Sometimes, you want to say something and you’re not sure exactly how. Sometimes, there’s a song or a poem that you think is better than anything you could ever write—or, maybe, there’s a song or a poem that you could do better.

That’s the jumping-off point for Word Karaoke, a way of getting students inspired when they say they’re not. Karaoke is the ancient Japanese art of singing along with prerecorded background music. Singing along with the radio is karaoke. Singing in the shower can be karaoke. When hip-hop MCs rap over a beat—well, don’t tell them, but that’s karaoke too.

We start by asking the students, “What’s your favorite line from a song?” Get some suggestions. Write them on the board. Offer some of your own. Encourage more generalized, ambiguous responses; “Oops! I did it again” works much better than “My name is Shaa-dy”—although, for the purpose of this exercise, any suggestion is useful.

Writing, and especially music writing, is about using the listener’s expectation and then turning it on its head. Using samples is a way to do this. When Eminem sings, “Stop—pajama time,” he’s borrowing from the briefly popular eighties rapper M. C. Hammer when he sang, “Stop—Hammer time.” Sometimes, too, songs can use samples to express an idea. When dealing with the death of a friend, P. Diddy chose to use the feeling of the old song “I’ll Be Watching You.” He changed one word in the chorus, and ended up with a moving tribute called “I’ll Be Missing You.”

Once we’ve got their brains grinding (they will probably start out slowly, then, as they realize what’s going on, produce a maelstrom of suggestions), call for a halt—a temporary halt—and separate the class into pairs. Make sure each student has a pencil and paper. Then, ask every pair to write a short poem or song (one side of a page is plenty) using one of the lines on the board, or their own idea. Suggest that they use their original line in another context—“Oops, I spilled the paint again,” or “My name is mud.” Get them to understand the idea behind karaoke: that, given a line of a song, they can create or change the meaning to whatever they want. They can start their verse with the “sample,” or alternate that line with their own lines, going back and forth like a call-and-response.

Afterward, as time allows, students can perform their verses together.

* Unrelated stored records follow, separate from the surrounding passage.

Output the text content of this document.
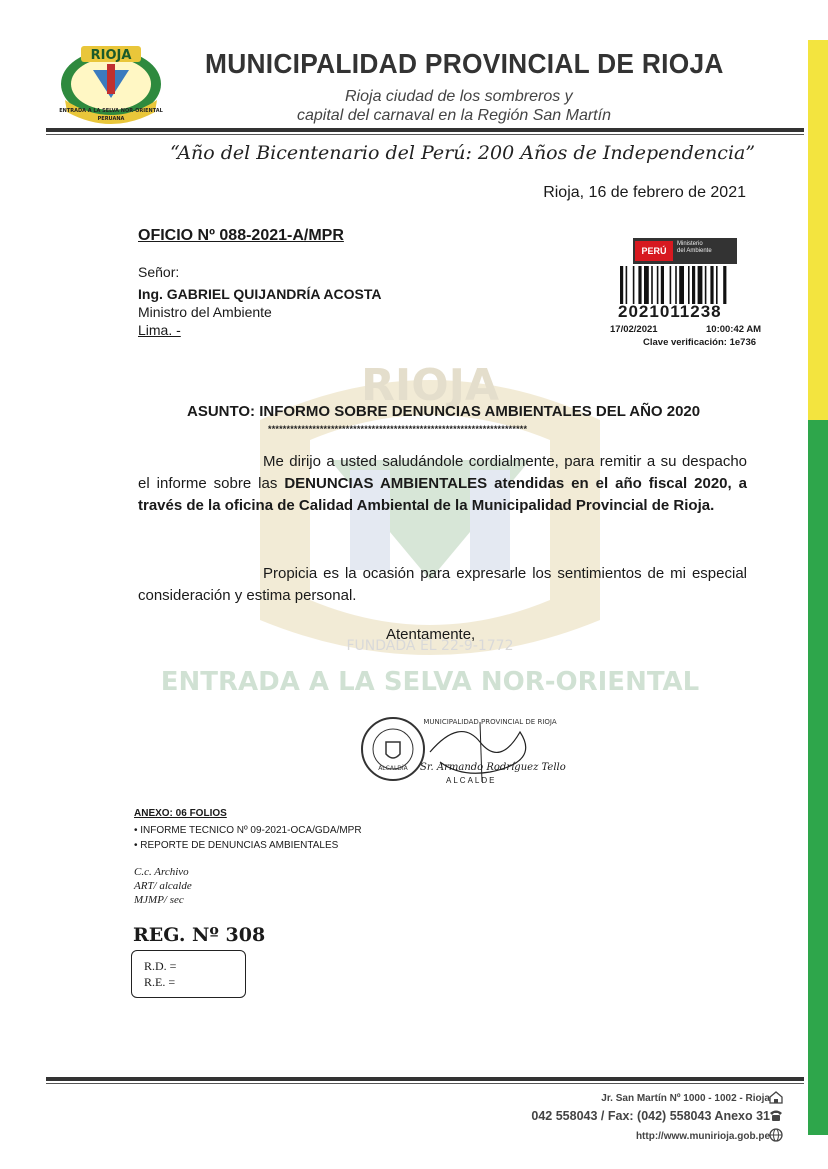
RIOJA
FUNDADA EL 22-9-1772
ENTRADA A LA SELVA NOR-ORIENTAL
RIOJA
ENTRADA A LA SELVA NOR-ORIENTAL
PERUANA
MUNICIPALIDAD PROVINCIAL DE RIOJA
Rioja ciudad de los sombreros y
capital del carnaval en la Región San Martín
“Año del Bicentenario del Perú: 200 Años de Independencia”
Rioja, 16 de febrero de 2021
OFICIO Nº 088-2021-A/MPR
Señor:
Ing. GABRIEL QUIJANDRÍA ACOSTA
Ministro del Ambiente
Lima. -
PERÚ
Ministerio
del Ambiente
2021011238
17/02/2021	10:00:42 AM
Clave verificación: 1e736
ASUNTO: INFORMO SOBRE DENUNCIAS AMBIENTALES DEL AÑO 2020
**********************************************************************
Me dirijo a usted saludándole cordialmente, para remitir a su despacho el informe sobre las DENUNCIAS AMBIENTALES atendidas en el año fiscal 2020, a través de la oficina de Calidad Ambiental de la Municipalidad Provincial de Rioja.
Propicia es la ocasión para expresarle los sentimientos de mi especial consideración y estima personal.
Atentamente,
ALCALDÍA
MUNICIPALIDAD PROVINCIAL DE RIOJA
Sr. Armando Rodríguez Tello
ALCALDE
ANEXO: 06 FOLIOS
• INFORME TECNICO Nº 09-2021-OCA/GDA/MPR
• REPORTE DE DENUNCIAS AMBIENTALES
C.c. Archivo
ART/ alcalde
MJMP/ sec
REG. Nº 308
R.D. =
R.E. =
Jr. San Martín Nº 1000 - 1002 - Rioja
042 558043 / Fax: (042) 558043 Anexo 31
http://www.munirioja.gob.pe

Encourage creative methods of presentation—one person can recite the sample line, and the other can recite the rest of the verse, or one can recite while the other performs an interpretive dance (be careful when offering this option to certain classes).

As an additional exercise, or for homework, students can write a new piece, either using the same verse from class with a different idea, or coming up with their own, new piece. For a real twist, get students to listen to one of their parents’ songs and rewrite it from their own viewpoint!